Suppose I have a character variable I wanted to convert to factor with the mutate function. The variables has hundreds of values. Manually adding levels isn't the most efficient way to go. want to be able to do: mutate(sleep_total_discr = factor(sleep_total_dscr, levels = sleep_total_discr)
Here is a reprex example that has only 4 levels. Manageable by adding 'levels' manually.
You want to create a column of factors based on a column of integers? Are all the relationships greater than? Do you have a list of the cut offs and factor values? If so you can probably write a little function to do the lifting for you.
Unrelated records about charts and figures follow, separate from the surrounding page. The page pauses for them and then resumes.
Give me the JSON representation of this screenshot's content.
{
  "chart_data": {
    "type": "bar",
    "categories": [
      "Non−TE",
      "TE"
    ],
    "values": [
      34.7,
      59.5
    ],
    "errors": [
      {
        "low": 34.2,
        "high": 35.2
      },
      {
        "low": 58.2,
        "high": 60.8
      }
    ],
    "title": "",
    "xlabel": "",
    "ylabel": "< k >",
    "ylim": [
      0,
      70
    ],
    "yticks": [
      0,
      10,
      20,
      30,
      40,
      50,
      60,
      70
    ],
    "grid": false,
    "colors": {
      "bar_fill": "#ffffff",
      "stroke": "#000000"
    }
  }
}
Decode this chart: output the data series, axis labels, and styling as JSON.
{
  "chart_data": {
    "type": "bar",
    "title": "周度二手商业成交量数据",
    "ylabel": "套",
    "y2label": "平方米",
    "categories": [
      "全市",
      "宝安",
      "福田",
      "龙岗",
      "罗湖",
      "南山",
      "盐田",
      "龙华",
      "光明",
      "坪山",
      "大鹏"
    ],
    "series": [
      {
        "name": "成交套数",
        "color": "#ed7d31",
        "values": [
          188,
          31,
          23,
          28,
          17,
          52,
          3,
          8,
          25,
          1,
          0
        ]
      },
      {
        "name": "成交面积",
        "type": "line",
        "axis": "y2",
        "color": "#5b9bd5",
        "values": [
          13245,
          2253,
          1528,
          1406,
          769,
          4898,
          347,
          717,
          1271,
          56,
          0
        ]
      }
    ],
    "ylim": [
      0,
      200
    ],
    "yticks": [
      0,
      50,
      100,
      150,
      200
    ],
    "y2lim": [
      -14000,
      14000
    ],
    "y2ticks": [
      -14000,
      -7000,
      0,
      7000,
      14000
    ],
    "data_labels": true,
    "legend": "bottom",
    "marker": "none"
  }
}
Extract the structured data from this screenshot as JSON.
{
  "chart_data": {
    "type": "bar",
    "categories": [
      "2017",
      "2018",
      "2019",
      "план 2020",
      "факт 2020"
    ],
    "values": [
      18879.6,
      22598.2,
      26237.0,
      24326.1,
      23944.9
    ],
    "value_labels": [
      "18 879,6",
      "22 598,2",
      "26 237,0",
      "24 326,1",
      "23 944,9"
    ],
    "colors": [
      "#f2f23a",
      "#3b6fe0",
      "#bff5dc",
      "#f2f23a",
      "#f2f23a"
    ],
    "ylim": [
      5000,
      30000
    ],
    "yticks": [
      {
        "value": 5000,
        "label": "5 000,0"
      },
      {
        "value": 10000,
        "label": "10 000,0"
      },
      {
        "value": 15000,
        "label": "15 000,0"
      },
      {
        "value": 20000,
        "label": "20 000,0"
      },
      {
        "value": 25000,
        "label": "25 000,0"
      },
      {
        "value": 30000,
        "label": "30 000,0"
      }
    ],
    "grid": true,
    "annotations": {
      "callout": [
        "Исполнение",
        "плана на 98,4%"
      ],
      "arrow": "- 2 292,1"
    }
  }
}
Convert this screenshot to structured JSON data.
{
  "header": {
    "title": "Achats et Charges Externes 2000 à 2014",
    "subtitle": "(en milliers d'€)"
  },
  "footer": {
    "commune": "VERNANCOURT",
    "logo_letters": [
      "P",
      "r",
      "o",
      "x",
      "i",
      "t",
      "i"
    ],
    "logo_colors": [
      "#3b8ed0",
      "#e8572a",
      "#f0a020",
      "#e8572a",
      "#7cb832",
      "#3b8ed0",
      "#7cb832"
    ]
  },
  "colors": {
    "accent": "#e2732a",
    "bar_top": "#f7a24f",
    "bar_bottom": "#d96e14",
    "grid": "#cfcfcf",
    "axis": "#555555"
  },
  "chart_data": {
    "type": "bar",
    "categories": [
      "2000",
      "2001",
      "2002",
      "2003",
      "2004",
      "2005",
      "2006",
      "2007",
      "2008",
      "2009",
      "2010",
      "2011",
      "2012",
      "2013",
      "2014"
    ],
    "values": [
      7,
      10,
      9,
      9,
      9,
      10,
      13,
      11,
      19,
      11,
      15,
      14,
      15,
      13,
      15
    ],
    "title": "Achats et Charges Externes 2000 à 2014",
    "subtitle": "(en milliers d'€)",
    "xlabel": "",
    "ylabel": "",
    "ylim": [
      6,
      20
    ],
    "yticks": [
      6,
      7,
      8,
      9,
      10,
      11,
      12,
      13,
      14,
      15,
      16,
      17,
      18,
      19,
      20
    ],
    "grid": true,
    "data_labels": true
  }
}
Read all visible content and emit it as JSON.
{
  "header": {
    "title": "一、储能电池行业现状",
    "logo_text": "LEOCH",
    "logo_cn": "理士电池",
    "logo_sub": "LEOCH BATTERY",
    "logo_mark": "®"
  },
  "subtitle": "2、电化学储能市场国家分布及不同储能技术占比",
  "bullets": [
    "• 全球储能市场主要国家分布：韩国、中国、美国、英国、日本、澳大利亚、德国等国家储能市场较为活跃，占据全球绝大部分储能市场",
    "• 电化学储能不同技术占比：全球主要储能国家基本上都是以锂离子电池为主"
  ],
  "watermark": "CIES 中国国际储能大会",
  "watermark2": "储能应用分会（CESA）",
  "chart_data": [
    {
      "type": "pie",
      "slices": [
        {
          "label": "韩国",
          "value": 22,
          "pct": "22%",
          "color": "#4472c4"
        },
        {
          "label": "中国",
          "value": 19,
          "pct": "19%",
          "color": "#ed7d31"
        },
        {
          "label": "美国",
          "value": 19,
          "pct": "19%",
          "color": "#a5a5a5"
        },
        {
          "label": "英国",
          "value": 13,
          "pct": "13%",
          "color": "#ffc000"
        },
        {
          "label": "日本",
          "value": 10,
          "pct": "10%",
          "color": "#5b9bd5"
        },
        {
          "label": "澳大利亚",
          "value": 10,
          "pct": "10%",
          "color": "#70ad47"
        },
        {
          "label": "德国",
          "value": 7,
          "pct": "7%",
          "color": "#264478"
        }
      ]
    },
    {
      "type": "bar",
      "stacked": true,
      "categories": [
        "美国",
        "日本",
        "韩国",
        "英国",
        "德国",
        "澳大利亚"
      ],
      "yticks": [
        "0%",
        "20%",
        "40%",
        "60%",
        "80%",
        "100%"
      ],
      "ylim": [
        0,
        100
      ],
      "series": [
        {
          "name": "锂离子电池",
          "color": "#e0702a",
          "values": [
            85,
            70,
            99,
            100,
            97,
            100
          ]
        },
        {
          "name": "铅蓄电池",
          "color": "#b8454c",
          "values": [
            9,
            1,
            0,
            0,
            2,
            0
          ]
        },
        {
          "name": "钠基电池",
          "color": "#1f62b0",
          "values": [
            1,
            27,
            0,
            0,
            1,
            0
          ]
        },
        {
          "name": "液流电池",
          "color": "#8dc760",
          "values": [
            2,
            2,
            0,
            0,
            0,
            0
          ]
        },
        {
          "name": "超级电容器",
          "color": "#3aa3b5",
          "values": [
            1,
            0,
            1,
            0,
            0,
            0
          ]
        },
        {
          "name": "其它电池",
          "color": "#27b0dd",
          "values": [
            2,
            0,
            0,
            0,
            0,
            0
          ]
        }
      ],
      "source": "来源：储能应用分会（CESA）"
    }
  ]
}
I like this solution, but you will need to add "droplevels()" to clean up unused levels! And again, if your list_of_categories were in hundreds or even thousands, you will have to manually populate the levels in the vector, right? Or is there any other way?
Thanks PJ. your suggestion works, but not sure why we should not be able to use "factor" and "levels" from mutate. I even tried levels = msleep$ sleep_total_discr.
You should be able to use factor and level with mutate. Can you please provide a reproducible example illustrating the problems you're having with your code?
But if your levels are unordered, you do not need to specify the levels. Using just factor and as.factor is enough. Compare z3 and z4, and check their levels and that of z2.
set.seed(seed = 47715)
library(dplyr)
#>
#> Attaching package: 'dplyr'
#> The following objects are masked from 'package:stats':
#>
#> filter, lag
#> The following objects are masked from 'package:base':
#>
#> intersect, setdiff, setequal, union
fake_df <- tibble(x = seq.int(to = 30),
y = runif(n = 30,
min = -100,
max = 100))
fake_df_mod <- fake_df %>%
mutate(z1 = case_when(y < -50 ~ "very_low",
y < 0 ~ "low",
y < 50 ~ "high",
TRUE ~ "very high"),
z2 = factor(x = z1,
levels = c("very low", "low", "high", "very high"),
ordered = TRUE),
z3 = factor(x = z1),
z4 = as.factor(x = z1))
str(object = fake_df_mod)
#> Classes 'tbl_df', 'tbl' and 'data.frame': 30 obs. of 6 variables:
#> $ x : int 1 2 3 4 5 6 7 8 9 10 ...
#> $ y : num 86.806 13.028 -0.782 -17.397 99.254 ...
#> $ z1: chr "very high" "high" "low" "low" ...
#> $ z2: Ord.factor w/ 4 levels "very low"<"low"<..: 4 3 2 2 4 NA NA 4 NA 3 ...
#> $ z3: Factor w/ 4 levels "high","low","very high",..: 3 1 2 2 3 4 4 3 4 1 ...
#> $ z4: Factor w/ 4 levels "high","low","very high",..: 3 1 2 2 3 4 4 3 4 1 ...